I didn’t return to work, didn’t drop off the truck or safety supplies for days. I went home, and I thought and thought and thought. When I caught a mouse in a trap, I set it out on my porch, and I waited.

The creature came. Nearly a week passed, and the corpse was deflated and buzzing with flies, but the creature came. It took the tail to add to its arm. It took several dead flies to add somewhere else. It was hesitant at first, wouldn’t get close to me.

I started putting out any pests that died in my house. When that failed to attract the creature, I went out to collect recently dead or dying animals to little along my porch. Death would come and it would follow. Eventually I built a little structure with spikes and platforms to stick the dead and dying animals on, like a shrike.

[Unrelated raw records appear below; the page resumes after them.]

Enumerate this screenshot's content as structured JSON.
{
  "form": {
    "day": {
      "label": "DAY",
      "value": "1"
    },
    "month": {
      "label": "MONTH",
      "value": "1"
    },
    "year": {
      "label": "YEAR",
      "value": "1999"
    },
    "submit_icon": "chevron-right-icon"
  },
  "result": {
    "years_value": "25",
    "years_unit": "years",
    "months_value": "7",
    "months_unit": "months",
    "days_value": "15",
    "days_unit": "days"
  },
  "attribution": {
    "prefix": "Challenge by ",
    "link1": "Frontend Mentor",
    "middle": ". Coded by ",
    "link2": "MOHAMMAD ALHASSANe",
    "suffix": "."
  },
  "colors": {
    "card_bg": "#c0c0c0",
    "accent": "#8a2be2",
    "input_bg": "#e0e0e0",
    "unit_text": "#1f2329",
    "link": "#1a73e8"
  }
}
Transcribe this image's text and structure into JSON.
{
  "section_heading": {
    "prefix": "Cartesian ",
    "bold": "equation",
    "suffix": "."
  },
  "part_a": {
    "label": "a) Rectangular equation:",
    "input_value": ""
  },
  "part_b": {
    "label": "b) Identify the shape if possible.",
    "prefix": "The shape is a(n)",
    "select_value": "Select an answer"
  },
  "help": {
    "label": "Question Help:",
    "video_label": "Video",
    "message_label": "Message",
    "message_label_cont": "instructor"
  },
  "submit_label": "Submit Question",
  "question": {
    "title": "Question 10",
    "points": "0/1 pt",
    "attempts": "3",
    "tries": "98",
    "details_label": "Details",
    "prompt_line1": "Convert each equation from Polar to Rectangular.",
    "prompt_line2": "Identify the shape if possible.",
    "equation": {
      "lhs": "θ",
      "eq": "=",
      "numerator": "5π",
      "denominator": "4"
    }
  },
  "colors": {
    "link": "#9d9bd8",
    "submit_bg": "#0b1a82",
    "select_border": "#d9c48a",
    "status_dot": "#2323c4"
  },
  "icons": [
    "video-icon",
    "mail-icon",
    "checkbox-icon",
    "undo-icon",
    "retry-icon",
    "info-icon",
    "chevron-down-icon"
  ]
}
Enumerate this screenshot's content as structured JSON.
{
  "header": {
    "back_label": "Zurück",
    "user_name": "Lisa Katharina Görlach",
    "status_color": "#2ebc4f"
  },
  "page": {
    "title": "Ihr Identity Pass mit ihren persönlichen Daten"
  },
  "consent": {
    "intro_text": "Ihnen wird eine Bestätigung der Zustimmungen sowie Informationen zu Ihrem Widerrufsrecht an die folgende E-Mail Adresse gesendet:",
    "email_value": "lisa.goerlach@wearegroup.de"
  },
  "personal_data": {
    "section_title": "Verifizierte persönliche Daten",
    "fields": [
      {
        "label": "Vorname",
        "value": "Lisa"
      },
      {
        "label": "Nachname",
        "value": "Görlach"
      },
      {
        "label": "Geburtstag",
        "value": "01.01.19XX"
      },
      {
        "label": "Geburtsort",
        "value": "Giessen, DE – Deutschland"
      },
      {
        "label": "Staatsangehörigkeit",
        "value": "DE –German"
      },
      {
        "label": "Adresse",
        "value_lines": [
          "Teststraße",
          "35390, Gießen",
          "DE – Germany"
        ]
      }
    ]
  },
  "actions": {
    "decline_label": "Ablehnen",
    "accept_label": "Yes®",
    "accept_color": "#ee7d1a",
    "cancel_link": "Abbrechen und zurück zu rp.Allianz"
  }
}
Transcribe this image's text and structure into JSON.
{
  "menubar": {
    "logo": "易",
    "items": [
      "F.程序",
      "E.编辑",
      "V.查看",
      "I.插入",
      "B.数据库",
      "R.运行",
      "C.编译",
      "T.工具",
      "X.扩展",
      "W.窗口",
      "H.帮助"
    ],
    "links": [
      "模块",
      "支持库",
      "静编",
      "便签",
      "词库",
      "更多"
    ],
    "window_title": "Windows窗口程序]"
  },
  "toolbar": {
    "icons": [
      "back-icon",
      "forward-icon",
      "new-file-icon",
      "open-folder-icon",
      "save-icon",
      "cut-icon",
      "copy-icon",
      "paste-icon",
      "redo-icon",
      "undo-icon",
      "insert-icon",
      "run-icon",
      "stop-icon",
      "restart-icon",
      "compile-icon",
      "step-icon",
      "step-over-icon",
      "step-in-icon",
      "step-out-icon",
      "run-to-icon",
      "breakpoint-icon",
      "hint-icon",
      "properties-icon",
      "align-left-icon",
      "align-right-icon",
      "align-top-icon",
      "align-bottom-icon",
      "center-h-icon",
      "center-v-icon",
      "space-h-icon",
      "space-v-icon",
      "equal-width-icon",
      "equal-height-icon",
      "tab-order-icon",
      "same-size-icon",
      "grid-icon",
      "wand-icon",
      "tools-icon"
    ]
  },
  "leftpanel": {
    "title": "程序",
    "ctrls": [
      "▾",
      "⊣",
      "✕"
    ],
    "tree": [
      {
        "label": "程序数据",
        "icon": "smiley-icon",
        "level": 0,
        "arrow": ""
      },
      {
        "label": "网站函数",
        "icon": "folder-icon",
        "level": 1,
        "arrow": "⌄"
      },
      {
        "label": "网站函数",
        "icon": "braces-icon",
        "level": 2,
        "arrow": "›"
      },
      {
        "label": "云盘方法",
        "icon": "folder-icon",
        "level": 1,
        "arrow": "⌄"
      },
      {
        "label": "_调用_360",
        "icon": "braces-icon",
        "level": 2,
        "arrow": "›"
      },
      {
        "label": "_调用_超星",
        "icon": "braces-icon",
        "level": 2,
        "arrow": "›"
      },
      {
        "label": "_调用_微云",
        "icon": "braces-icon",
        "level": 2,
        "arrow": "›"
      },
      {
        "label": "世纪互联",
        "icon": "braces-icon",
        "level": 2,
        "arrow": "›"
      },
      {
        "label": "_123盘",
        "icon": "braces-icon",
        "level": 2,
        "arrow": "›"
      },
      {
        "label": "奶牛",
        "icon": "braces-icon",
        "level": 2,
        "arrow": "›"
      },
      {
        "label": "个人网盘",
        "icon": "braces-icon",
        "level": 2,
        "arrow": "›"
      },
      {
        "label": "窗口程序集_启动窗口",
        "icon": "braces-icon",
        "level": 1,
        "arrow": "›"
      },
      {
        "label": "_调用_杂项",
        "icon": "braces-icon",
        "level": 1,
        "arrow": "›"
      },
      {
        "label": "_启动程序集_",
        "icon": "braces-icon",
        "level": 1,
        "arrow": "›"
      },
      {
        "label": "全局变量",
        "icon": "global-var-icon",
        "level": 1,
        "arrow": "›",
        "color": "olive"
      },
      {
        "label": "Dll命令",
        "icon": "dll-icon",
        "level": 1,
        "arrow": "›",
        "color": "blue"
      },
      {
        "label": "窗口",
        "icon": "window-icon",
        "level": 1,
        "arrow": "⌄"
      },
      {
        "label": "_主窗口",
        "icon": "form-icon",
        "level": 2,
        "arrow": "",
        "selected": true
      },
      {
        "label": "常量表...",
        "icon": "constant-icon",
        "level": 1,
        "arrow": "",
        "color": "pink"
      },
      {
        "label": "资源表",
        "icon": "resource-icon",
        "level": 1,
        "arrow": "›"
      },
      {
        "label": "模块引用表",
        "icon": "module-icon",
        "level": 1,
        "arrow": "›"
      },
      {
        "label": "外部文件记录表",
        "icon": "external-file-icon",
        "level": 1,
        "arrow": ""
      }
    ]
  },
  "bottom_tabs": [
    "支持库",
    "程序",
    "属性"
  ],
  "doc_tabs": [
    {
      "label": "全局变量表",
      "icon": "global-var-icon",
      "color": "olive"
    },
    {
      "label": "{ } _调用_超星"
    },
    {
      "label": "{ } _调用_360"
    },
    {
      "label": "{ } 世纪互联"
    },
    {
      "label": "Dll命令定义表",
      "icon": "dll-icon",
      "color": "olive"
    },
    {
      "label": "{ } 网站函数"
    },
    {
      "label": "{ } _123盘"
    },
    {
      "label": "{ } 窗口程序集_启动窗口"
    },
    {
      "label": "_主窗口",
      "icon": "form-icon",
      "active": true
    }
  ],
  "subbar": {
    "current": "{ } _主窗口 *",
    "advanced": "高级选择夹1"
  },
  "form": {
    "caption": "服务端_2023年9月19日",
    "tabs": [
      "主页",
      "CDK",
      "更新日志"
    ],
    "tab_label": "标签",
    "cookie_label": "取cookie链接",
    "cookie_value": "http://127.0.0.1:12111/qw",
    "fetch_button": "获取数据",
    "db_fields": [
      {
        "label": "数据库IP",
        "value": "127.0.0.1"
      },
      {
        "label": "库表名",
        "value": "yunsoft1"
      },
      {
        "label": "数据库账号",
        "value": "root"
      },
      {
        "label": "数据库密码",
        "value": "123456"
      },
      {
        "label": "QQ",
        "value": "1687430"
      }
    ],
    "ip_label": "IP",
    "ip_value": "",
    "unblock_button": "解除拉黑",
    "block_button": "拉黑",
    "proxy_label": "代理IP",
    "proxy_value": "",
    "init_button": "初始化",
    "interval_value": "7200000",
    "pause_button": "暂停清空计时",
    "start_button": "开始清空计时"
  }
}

I think its grateful for what I do. It brings me knick-knacks like a crow: coins, shiny buttons, jewelry, sometimes even pelts. It doesn’t seem interested in the skins. I don’t expect anything from it. I started setting out animal corpses out of curiosity, now I feel like I’m just helping it clean up what vultures and other scavengers miss.

The tomato mice are a treat. They are beautiful inside. Outside, the old wooden steps creak. The creature climbs up on my porch in an awkward shuffle. It reaches out, pealing the organs from the mice. It pastes them along its head in a carefully crafted spiraling pattern. I wave when it lifts its face to look at me with its baby bird head eyes.  It has added to itself since its last been here. An open smile of human molars.